To complete: here is the docker-compose.yml to switch between all versions.

version: '3.7'
services:
  elasticsearch:
    container_name: elasticsearch
    # choose one
    # image: docker.elastic.co/elasticsearch/elasticsearch:5.6.16
    image: docker.elastic.co/elasticsearch/elasticsearch:6.8.3
    # image: docker.elastic.co/elasticsearch/elasticsearch:7.4.0
    environment:
      - discovery.type=single-node
      - bootstrap.memory_lock=true
      - "ES_JAVA_OPTS=-Xms512m -Xmx512m"
    ulimits:
      memlock:
        soft: -1
        hard: -1
    ports:
      - 9200:9200
      - 9300:9300
    volumes:
      - type: bind
        source: ./elasticsearch.yml
        target: /usr/share/elasticsearch/config/elasticsearch.yml
        read_only: true
    networks:
      - esr

  rstudio:
    container_name: rstudio
    image: roncar/rstudio-elastic:1.0.0
    environment:
      - PASSWORD=rstudiopwd
      - USERID=1000
    ports:
      - 8787:8787
    networks:
      - esr

networks:
  esr:
sckott commented 4 years ago

Thanks for opening the issue @regisoc

For the first issue about index_create/index_exists, I could not replicate the problem with a local version of Elasticsearch running on my mac, but I COULD replicate using docker with a similar compose file to yours. it looks like its coming from the underlying http client crul. the head request in index_exists isn't passing along the credentials. fixing that now ...

will address the 2nd one after the first one is fixed

sckott commented 4 years ago

For the 2nd problem with docs bulk, I was able to replicate the problem, both with local ES and in docker, and with the same versions that you had a problem with.

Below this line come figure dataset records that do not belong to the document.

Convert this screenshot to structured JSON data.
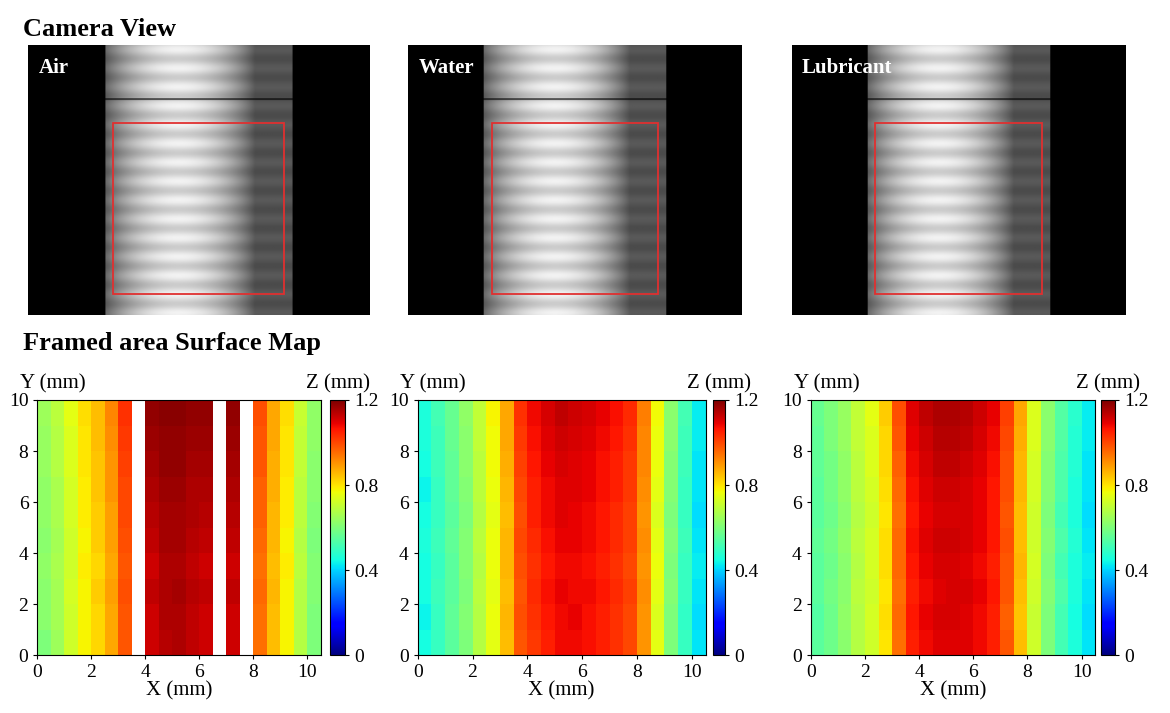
{
  "camera_view": {
    "title": "Camera View",
    "panels": [
      "Air",
      "Water",
      "Lubricant"
    ]
  },
  "surface_map_title": "Framed area Surface Map",
  "chart_data": [
    {
      "type": "heatmap",
      "xlabel": "X (mm)",
      "ylabel": "Y (mm)",
      "colorbar_label": "Z (mm)",
      "xlim": [
        0,
        10.5
      ],
      "ylim": [
        0,
        10
      ],
      "xticks": [
        0,
        2,
        4,
        6,
        8,
        10
      ],
      "yticks": [
        0,
        2,
        4,
        6,
        8,
        10
      ],
      "colorbar_range": [
        0,
        1.2
      ],
      "colorbar_ticks": [
        0,
        0.4,
        0.8,
        1.2
      ],
      "cells": [
        [
          0.6,
          0.65,
          0.72,
          0.78,
          0.82,
          0.88,
          0.98,
          null,
          1.12,
          1.14,
          1.15,
          1.13,
          1.12,
          null,
          1.12,
          null,
          0.95,
          0.85,
          0.78,
          0.68,
          0.6
        ],
        [
          0.62,
          0.66,
          0.72,
          0.78,
          0.82,
          0.88,
          0.98,
          null,
          1.12,
          1.15,
          1.15,
          1.13,
          1.12,
          null,
          1.12,
          null,
          0.95,
          0.85,
          0.78,
          0.68,
          0.6
        ],
        [
          0.62,
          0.66,
          0.73,
          0.78,
          0.83,
          0.89,
          0.99,
          null,
          1.13,
          1.15,
          1.16,
          1.14,
          1.13,
          null,
          1.13,
          null,
          0.96,
          0.86,
          0.78,
          0.68,
          0.61
        ],
        [
          0.63,
          0.67,
          0.72,
          0.79,
          0.82,
          0.88,
          0.98,
          null,
          1.12,
          1.15,
          1.15,
          1.13,
          1.12,
          null,
          1.12,
          null,
          0.95,
          0.85,
          0.79,
          0.69,
          0.61
        ],
        [
          0.62,
          0.66,
          0.72,
          0.78,
          0.83,
          0.89,
          0.99,
          null,
          1.13,
          1.16,
          1.16,
          1.14,
          1.13,
          null,
          1.13,
          null,
          0.96,
          0.86,
          0.78,
          0.68,
          0.6
        ],
        [
          0.63,
          0.67,
          0.73,
          0.79,
          0.83,
          0.89,
          1.0,
          null,
          1.14,
          1.16,
          1.16,
          1.15,
          1.14,
          null,
          1.14,
          null,
          0.97,
          0.86,
          0.79,
          0.69,
          0.61
        ],
        [
          0.63,
          0.67,
          0.73,
          0.79,
          0.84,
          0.9,
          1.0,
          null,
          1.15,
          1.17,
          1.17,
          1.15,
          1.15,
          null,
          1.15,
          null,
          0.97,
          0.87,
          0.79,
          0.69,
          0.62
        ],
        [
          0.64,
          0.68,
          0.74,
          0.8,
          0.84,
          0.9,
          1.01,
          null,
          1.16,
          1.18,
          1.18,
          1.16,
          1.16,
          null,
          1.16,
          null,
          0.98,
          0.87,
          0.8,
          0.7,
          0.62
        ],
        [
          0.64,
          0.68,
          0.74,
          0.8,
          0.85,
          0.91,
          1.02,
          null,
          1.17,
          1.18,
          1.18,
          1.17,
          1.17,
          null,
          1.17,
          null,
          0.98,
          0.88,
          0.8,
          0.7,
          0.63
        ],
        [
          0.65,
          0.69,
          0.75,
          0.81,
          0.85,
          0.92,
          1.03,
          null,
          1.18,
          1.19,
          1.19,
          1.18,
          1.18,
          null,
          1.18,
          null,
          0.99,
          0.88,
          0.81,
          0.71,
          0.63
        ]
      ]
    },
    {
      "type": "heatmap",
      "xlabel": "X (mm)",
      "ylabel": "Y (mm)",
      "colorbar_label": "Z (mm)",
      "xlim": [
        0,
        10.5
      ],
      "ylim": [
        0,
        10
      ],
      "xticks": [
        0,
        2,
        4,
        6,
        8,
        10
      ],
      "yticks": [
        0,
        2,
        4,
        6,
        8,
        10
      ],
      "colorbar_range": [
        0,
        1.2
      ],
      "colorbar_ticks": [
        0,
        0.4,
        0.8,
        1.2
      ],
      "cells": [
        [
          0.45,
          0.5,
          0.55,
          0.6,
          0.68,
          0.75,
          0.85,
          0.98,
          1.02,
          1.05,
          1.08,
          1.08,
          1.07,
          1.05,
          1.03,
          1.0,
          0.9,
          0.75,
          0.6,
          0.5,
          0.42
        ],
        [
          0.44,
          0.5,
          0.56,
          0.61,
          0.68,
          0.76,
          0.86,
          0.99,
          1.03,
          1.06,
          1.08,
          1.09,
          1.07,
          1.05,
          1.03,
          1.0,
          0.9,
          0.74,
          0.6,
          0.49,
          0.41
        ],
        [
          0.45,
          0.51,
          0.55,
          0.6,
          0.69,
          0.75,
          0.85,
          0.98,
          1.04,
          1.07,
          1.09,
          1.08,
          1.08,
          1.06,
          1.04,
          1.01,
          0.91,
          0.75,
          0.61,
          0.5,
          0.42
        ],
        [
          0.45,
          0.5,
          0.55,
          0.61,
          0.68,
          0.76,
          0.86,
          0.99,
          1.03,
          1.06,
          1.08,
          1.08,
          1.07,
          1.05,
          1.03,
          1.0,
          0.9,
          0.76,
          0.6,
          0.5,
          0.43
        ],
        [
          0.46,
          0.51,
          0.56,
          0.61,
          0.69,
          0.76,
          0.86,
          1.0,
          1.04,
          1.07,
          1.09,
          1.09,
          1.08,
          1.06,
          1.04,
          1.01,
          0.91,
          0.75,
          0.61,
          0.51,
          0.42
        ],
        [
          0.45,
          0.5,
          0.55,
          0.6,
          0.68,
          0.75,
          0.85,
          0.99,
          1.05,
          1.08,
          1.1,
          1.09,
          1.08,
          1.06,
          1.04,
          1.01,
          0.9,
          0.74,
          0.6,
          0.5,
          0.41
        ],
        [
          0.44,
          0.5,
          0.56,
          0.61,
          0.69,
          0.76,
          0.86,
          1.0,
          1.05,
          1.08,
          1.1,
          1.1,
          1.09,
          1.07,
          1.05,
          1.02,
          0.91,
          0.75,
          0.61,
          0.5,
          0.42
        ],
        [
          0.45,
          0.51,
          0.56,
          0.62,
          0.69,
          0.77,
          0.87,
          1.01,
          1.06,
          1.09,
          1.11,
          1.1,
          1.09,
          1.07,
          1.05,
          1.02,
          0.92,
          0.76,
          0.61,
          0.51,
          0.42
        ],
        [
          0.46,
          0.51,
          0.57,
          0.62,
          0.7,
          0.77,
          0.88,
          1.02,
          1.07,
          1.1,
          1.12,
          1.11,
          1.1,
          1.08,
          1.06,
          1.03,
          0.92,
          0.76,
          0.62,
          0.51,
          0.43
        ],
        [
          0.46,
          0.52,
          0.57,
          0.63,
          0.7,
          0.78,
          0.88,
          1.03,
          1.08,
          1.11,
          1.13,
          1.12,
          1.11,
          1.09,
          1.07,
          1.04,
          0.93,
          0.77,
          0.62,
          0.52,
          0.43
        ]
      ]
    },
    {
      "type": "heatmap",
      "xlabel": "X (mm)",
      "ylabel": "Y (mm)",
      "colorbar_label": "Z (mm)",
      "xlim": [
        0,
        10.5
      ],
      "ylim": [
        0,
        10
      ],
      "xticks": [
        0,
        2,
        4,
        6,
        8,
        10
      ],
      "yticks": [
        0,
        2,
        4,
        6,
        8,
        10
      ],
      "colorbar_range": [
        0,
        1.2
      ],
      "colorbar_ticks": [
        0,
        0.4,
        0.8,
        1.2
      ],
      "cells": [
        [
          0.55,
          0.58,
          0.62,
          0.68,
          0.72,
          0.8,
          0.95,
          1.05,
          1.08,
          1.1,
          1.1,
          1.1,
          1.08,
          1.05,
          0.98,
          0.85,
          0.72,
          0.6,
          0.52,
          0.46,
          0.42
        ],
        [
          0.54,
          0.58,
          0.63,
          0.68,
          0.73,
          0.81,
          0.96,
          1.06,
          1.09,
          1.11,
          1.11,
          1.1,
          1.08,
          1.05,
          0.97,
          0.84,
          0.71,
          0.6,
          0.52,
          0.45,
          0.41
        ],
        [
          0.55,
          0.59,
          0.62,
          0.69,
          0.72,
          0.8,
          0.95,
          1.05,
          1.08,
          1.1,
          1.11,
          1.11,
          1.09,
          1.06,
          0.98,
          0.85,
          0.72,
          0.61,
          0.53,
          0.46,
          0.42
        ],
        [
          0.55,
          0.58,
          0.62,
          0.68,
          0.73,
          0.81,
          0.96,
          1.06,
          1.09,
          1.11,
          1.11,
          1.1,
          1.08,
          1.05,
          0.98,
          0.86,
          0.73,
          0.6,
          0.52,
          0.46,
          0.43
        ],
        [
          0.56,
          0.59,
          0.63,
          0.69,
          0.73,
          0.81,
          0.96,
          1.07,
          1.1,
          1.12,
          1.12,
          1.11,
          1.09,
          1.06,
          0.99,
          0.85,
          0.72,
          0.61,
          0.53,
          0.47,
          0.42
        ],
        [
          0.55,
          0.58,
          0.62,
          0.68,
          0.72,
          0.8,
          0.95,
          1.06,
          1.09,
          1.11,
          1.11,
          1.11,
          1.09,
          1.06,
          0.98,
          0.85,
          0.72,
          0.6,
          0.52,
          0.46,
          0.41
        ],
        [
          0.55,
          0.59,
          0.63,
          0.69,
          0.73,
          0.81,
          0.96,
          1.07,
          1.1,
          1.12,
          1.12,
          1.11,
          1.09,
          1.06,
          0.99,
          0.86,
          0.73,
          0.61,
          0.53,
          0.46,
          0.42
        ],
        [
          0.56,
          0.59,
          0.63,
          0.69,
          0.74,
          0.82,
          0.97,
          1.08,
          1.11,
          1.13,
          1.13,
          1.12,
          1.1,
          1.07,
          0.99,
          0.86,
          0.73,
          0.61,
          0.53,
          0.47,
          0.42
        ],
        [
          0.56,
          0.6,
          0.64,
          0.7,
          0.74,
          0.82,
          0.98,
          1.09,
          1.12,
          1.14,
          1.14,
          1.13,
          1.11,
          1.08,
          1.0,
          0.87,
          0.74,
          0.62,
          0.54,
          0.47,
          0.43
        ],
        [
          0.57,
          0.6,
          0.64,
          0.7,
          0.75,
          0.83,
          0.99,
          1.1,
          1.13,
          1.15,
          1.15,
          1.14,
          1.12,
          1.09,
          1.01,
          0.88,
          0.74,
          0.62,
          0.54,
          0.48,
          0.43
        ]
      ]
    }
  ]
}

However, I was also able to replicate the problem using curl on the command line, completely outside of R. So it's probably not a problem with this package, but more likely an issue with the older versions of Elasticsearch. OR possibly a problem with the way we're constructing the nd-json files.

unfortunately, elasticsearch doesn't give us the failed lines of the nd-json that didn't get created. so it's hard to track down why this is happening

sckott commented 4 years ago

The auth problem with index_exists has been fixed, install dev version remotes::install_github("ropensci/elastic"), which should install the dev version of crul with the fix.

The other problem with docs bulk: I think it's down to mappings. If you don't set a mapping for your index, ES tries to guess, and sometimes a later document has a value that conflicts with the intitial type that ES sets, and then it fails. I think the fix when this happens is to set the mapping, and I think you only have to for the problematic fields, but you could for all of them anyway, e,g ,.

library(elastic)
zz <- connect(user = "elastic", pwd = "changeme", errors = "complete")
body <- '{
 "mappings": {
   "mpg": {
     "properties": {
       "displ" : {"type" : "float"}
      }
   }
 }
}'
index_create(zz, index='mpg', body=body)
out <- docs_bulk(zz, mpg, index = 'mpg')
out[[1]]$errors
Sys.sleep(1)
elastic::count(zz, "mpg")
index_delete(zz, index_name, verbose = FALSE)

The above works over and over again, so i think setting the index mapping is the fix for ES versions where you get intermittent failures with docs bulk

regisoc commented 4 years ago

Ok, thanks. I will update and try it soon.

sckott commented 4 years ago

assuming this is fixed